On Thursday, Brian Gibbs gave a workshop on spatial audio mixing, using a demo mix of Queen’s Bohemian Rhapsody. He began his presentation with a short discussion about the basics of spatial audio, presenting the concept of recording spatial audio from scratch or spatialization of audio recording in the studio. Gibbs also talked about the Ambix and Fuma renderers, while he also discussed higher order ambisonics and the MPEG-H format. He then proceeded to introduce the importance of loudness, giving a brief talk and demonstration of using LUFS in metering. Finally he discussed the importance of being aware of the platform or format that your work is going to end up, emphasizing on different streaming services and devices and their requirements. He ended the workshop with a listening session, where he presented Bohemian Rhapsody mixed alternating between mono, stereo and static 360 audio for his audience. 

Later, Thomas Aichinger presented Immersive Storytelling: Narrative Aspects in AR Audio Applications. Meant to be an AR installation in Vienna to coincide with the conference, Aichinger outlined the development and implementation of “SONIC TRACES,” a piece where participants would navigate an audio-based story set in the Heldenplatz. Aichinger described the difficulties and how his team overcame issues such as GPS tracking of users in the plaza, how to incorporate six degrees of freedom in motion tracking, and tweaking signal attenuation to suit the narrative. 

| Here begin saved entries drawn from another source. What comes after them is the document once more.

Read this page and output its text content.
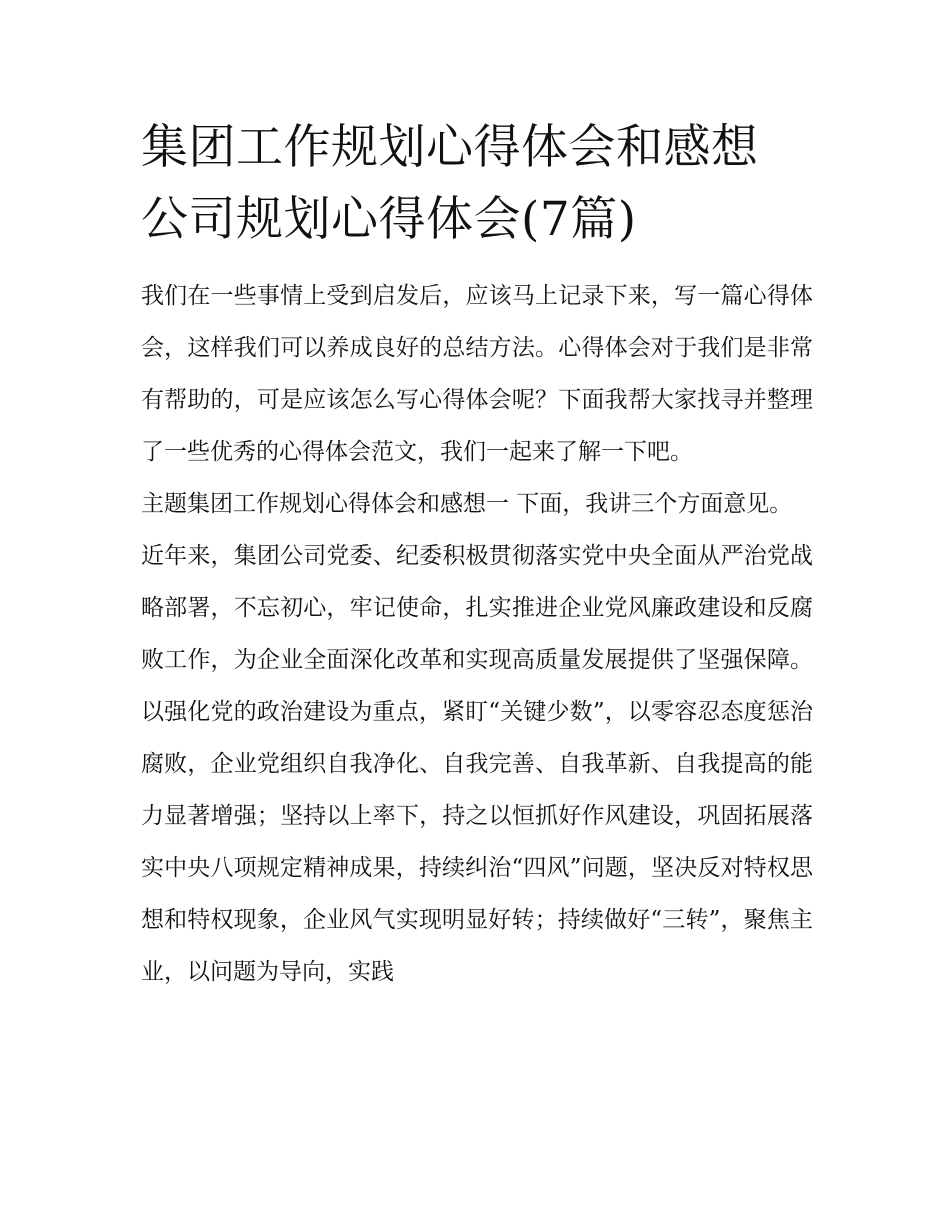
集团工作规划心得体会和感想
公司规划心得体会(7篇)

我们在一些事情上受到启发后，应该马上记录下来，写一篇心得体会，这样我们可以养成良好的总结方法。心得体会对于我们是非常有帮助的，可是应该怎么写心得体会呢？下面我帮大家找寻并整理了一些优秀的心得体会范文，我们一起来了解一下吧。

主题集团工作规划心得体会和感想一 下面，我讲三个方面意见。

近年来，集团公司党委、纪委积极贯彻落实党中央全面从严治党战略部署，不忘初心，牢记使命，扎实推进企业党风廉政建设和反腐败工作，为企业全面深化改革和实现高质量发展提供了坚强保障。以强化党的政治建设为重点，紧盯“关键少数”，以零容忍态度惩治腐败，企业党组织自我净化、自我完善、自我革新、自我提高的能力显著增强；坚持以上率下，持之以恒抓好作风建设，巩固拓展落实中央八项规定精神成果，持续纠治“四风”问题，坚决反对特权思想和特权现象，企业风气实现明显好转；持续做好“三转”，聚焦主业，以问题为导向，实践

Thomas Aichinger’s rendering of the Heldenplatz in Unity, which is the game engine he and his team used to construct the AR experience

Friday

On the final day of the conference, Gabriele Bunkheila gave a keynote speech on Deep Learning for Audio Applications – Engineering Best Practices for Data. While deep learning applications are most frequently implemented in Python, Bunkheila made a compelling case for using MATLAB. Bunkheila pointed out the discrepancies between deep learning approaches in academia and in industry: namely, that academia focuses primarily on theorizing and developing new models, whereas industry devotes much more time to dataset construction and scrubbing. Moreover, he mentioned how deep learning for audio should not necessarily follow the best practices laid out by the image recognition community. For example, when applying noise to an audio dataset, one ought to simulate the environment in which one expects to deploy their deep learning system. So, for audio applications it makes much more sense to apply reverb or add speech to obscure your signal rather than Gaussian noise. 

In Closing

Though this conference looked nothing like what anyone expected at the beginning of this year, the AES demonstrated its ability to adapt to new paradigms and technologies. Here’s to hoping that the AES will be able to resume in-person conferences soon. In the meantime, the AES will continue its strong tradition of providing a platform for groundbreaking audio technologies and educational opportunities virtually.